Moree is a town of about 10,000 people located in North West NSW. The biggest disadvantage we face is distance and isolation. Moree is probably most famous for its artesian hot spring baths, which we call our ‘healing’ waters. The community itself is also healing, from the racism and segregation prominent in the town for decades. At Moree Christian School we have just under 100 students from K-10 in the school and pride ourselves on our culture of community. We are a school that aims to provide a nurturing, Christ-centred education whilst also ensuring children experience academic excellence.
I participated in the Regional Teacher Mentorship in 2016. The RTM is, in my mind, the perfect professional development with an excellent balance of theoretical and practical pedagogy, and providing memorable experiences and connections with fellow teachers and arts educators.
One of the most valuable things the RTM gave me was the ability to engage with a network of educators. As the only English teacher and the only Drama teacher at our school and am on my own when it comes to programming for English and Drama. Being part of the Bell Shakespeare community has provided an opportunity for greater curriculum support and has allowed me to improve my practice as an English/Drama teacher with an array of exciting, engaging and non-threatening teaching strategies to assist in unlocking my students’ understanding and appreciation of Shakespeare, as well as strategies that can be applied to many different teaching areas.

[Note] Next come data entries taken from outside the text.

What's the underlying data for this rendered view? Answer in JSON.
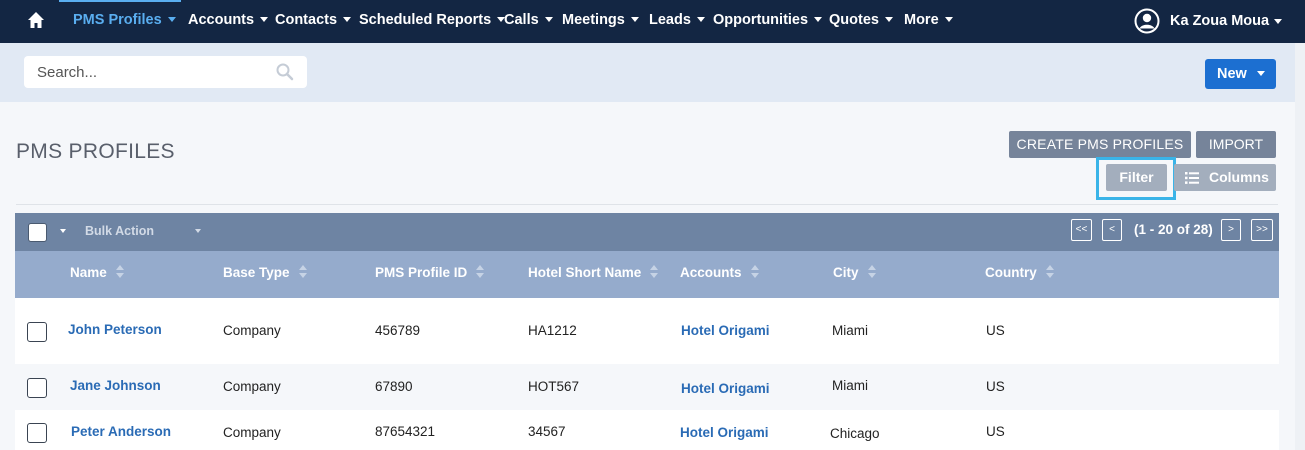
{
  "nav": {
    "items": [
      {
        "label": "PMS Profiles",
        "active": true
      },
      {
        "label": "Accounts"
      },
      {
        "label": "Contacts"
      },
      {
        "label": "Scheduled Reports"
      },
      {
        "label": "Calls"
      },
      {
        "label": "Meetings"
      },
      {
        "label": "Leads"
      },
      {
        "label": "Opportunities"
      },
      {
        "label": "Quotes"
      },
      {
        "label": "More"
      }
    ],
    "user_name": "Ka Zoua Moua"
  },
  "search": {
    "placeholder": "Search..."
  },
  "new_button": "New",
  "page": {
    "title": "PMS PROFILES",
    "create_button": "CREATE PMS PROFILES",
    "import_button": "IMPORT",
    "filter_button": "Filter",
    "columns_button": "Columns"
  },
  "toolbar": {
    "bulk_action": "Bulk Action",
    "first": "<<",
    "prev": "<",
    "next": ">",
    "last": ">>",
    "count": "(1 - 20 of 28)"
  },
  "table": {
    "columns": [
      "Name",
      "Base Type",
      "PMS Profile ID",
      "Hotel Short Name",
      "Accounts",
      "City",
      "Country"
    ],
    "rows": [
      {
        "name": "John Peterson",
        "base_type": "Company",
        "profile_id": "456789",
        "hotel_short": "HA1212",
        "account": "Hotel Origami",
        "city": "Miami",
        "country": "US"
      },
      {
        "name": "Jane Johnson",
        "base_type": "Company",
        "profile_id": "67890",
        "hotel_short": "HOT567",
        "account": "Hotel Origami",
        "city": "Miami",
        "country": "US"
      },
      {
        "name": "Peter Anderson",
        "base_type": "Company",
        "profile_id": "87654321",
        "hotel_short": "34567",
        "account": "Hotel Origami",
        "city": "Chicago",
        "country": "US"
      }
    ]
  },
  "colors": {
    "nav_bg": "#132643",
    "accent": "#5aaef0",
    "primary": "#1c6fd1",
    "toolbar": "#6e84a3",
    "header": "#95abcc",
    "link": "#2a6bb5",
    "highlight": "#3ab4e8"
  }
}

Just as Bell Shakespeare is passionate about making Shakespeare accessible to all students across Australia, I am now able to pass on these strategies to teachers around my region.
Together, Bell Shakespeare and the teacher community can change the way Shakespeare is taught and instil in our students a love of learning. What a gift that is.
Teachers Mutual Bank have been my primary bank for nearly 20 years and knowing how supportive they are of arts education and the RTM specifically makes me appreciate them even more. Thank you Teachers Mutual Bank!
I work in Bendigo (a regional city in the middle of Victoria) and I get to work with some amazing students at Kalianna Special School. As a special education school, I get the opportunity to really get to know my students and their needs. Bendigo is a large and wonderful community, but it comes with its challenges, especially in terms of youth unemployment. Helping our students gain confidence, agency and skills is the core of what we do.
I participated in the Regional Teacher Mentorship in 2020. It was inspiring. That’s the main word for it. I had passion for implementing Shakespeare projects, but I didn’t have the confidence to really go my own way with it. Post-RTM, I took to writing my own material for the students and taking Shakespeare’s work by the horns and putting my Seamus-shaped stamp on it.
The work we did during the RTM doesn’t just apply to Shakespeare. It can be used to approach texts and communicate ideas in this powerful and embodied way that I see enormous potential for in my kind of education setting, and any subject. The opportunity to create, to embody and to explore a concept is powerful, and can help break really complicated ideas and concepts down into very real experiences. The benefits are continuing... in the classroom I’ve learnt how to slow down with Shakespeare; and we’re hoping to perform some Shakespeare at our school concert this year!
It’s an amazing program, and Teachers Mutual Bank are amazing supporters of it – I hope the folk at TMB know that it’s affecting the lives of students across Australia.
I teach at Jingili Primary School in Darwin. The school prides itself on ‘Putting the Child First’, providing learning experiences that help the students develop life-long academic, social, and physical skills. A variety of cultural backgrounds are represented in the student population.
I am extremely grateful and proud to have participated in Bell Shakespeare’s Regional Teacher Mentorship in 2016. It has been a major highlight of my educational journey as a teacher, providing me with a rich resource that will continue. After the RTM I incorporated Drama into my literacy program, helping students unpack Shakespeare’s language and learn new words. It has been wonderful seeing students who were shy or reticent to participate respond to the ways of teaching I learned during the RTM. For example, in 2018 I taught A Midsummer Night’s Dream, and one of my students with low literacy took on the role of Oberon, memorising all his lines as well as the lines of the other characters around him. He came from a traditionally ‘oral’ culture and storytelling was second nature to him, and Drama provided a platform for him to perform.
During 2020 I was asked to run Drama at another Primary school for six months. Many of the students were from lower socio educational backgrounds and the vast majority hadn’t been exposed to Drama before and there were some challenges in behaviour and buy-in. However, after some weeks of persevering using the Bell Shakespeare model of oral storytelling and acting out short synopses such as the argument between Oberon and Titania I finally won over a core group who loved experimenting with acting out power in the model of A Midsummer Nights Dream.
The opportunity to participate and mix with actual Shakespearean actors and explore these wonderful timeless texts during the RTM was an invaluable and everlasting experience. I can see the indelible mark it has had on young students and I’m so encouraged by the depth of sharing and ideas when we sit and explore Shakespeare’s themes of family, arguments, love, friendship and more. Teachers Mutual Bank were a very positive influence during my time with Bell Shakespeare and I’m so grateful for the value they placed on us as teachers of children.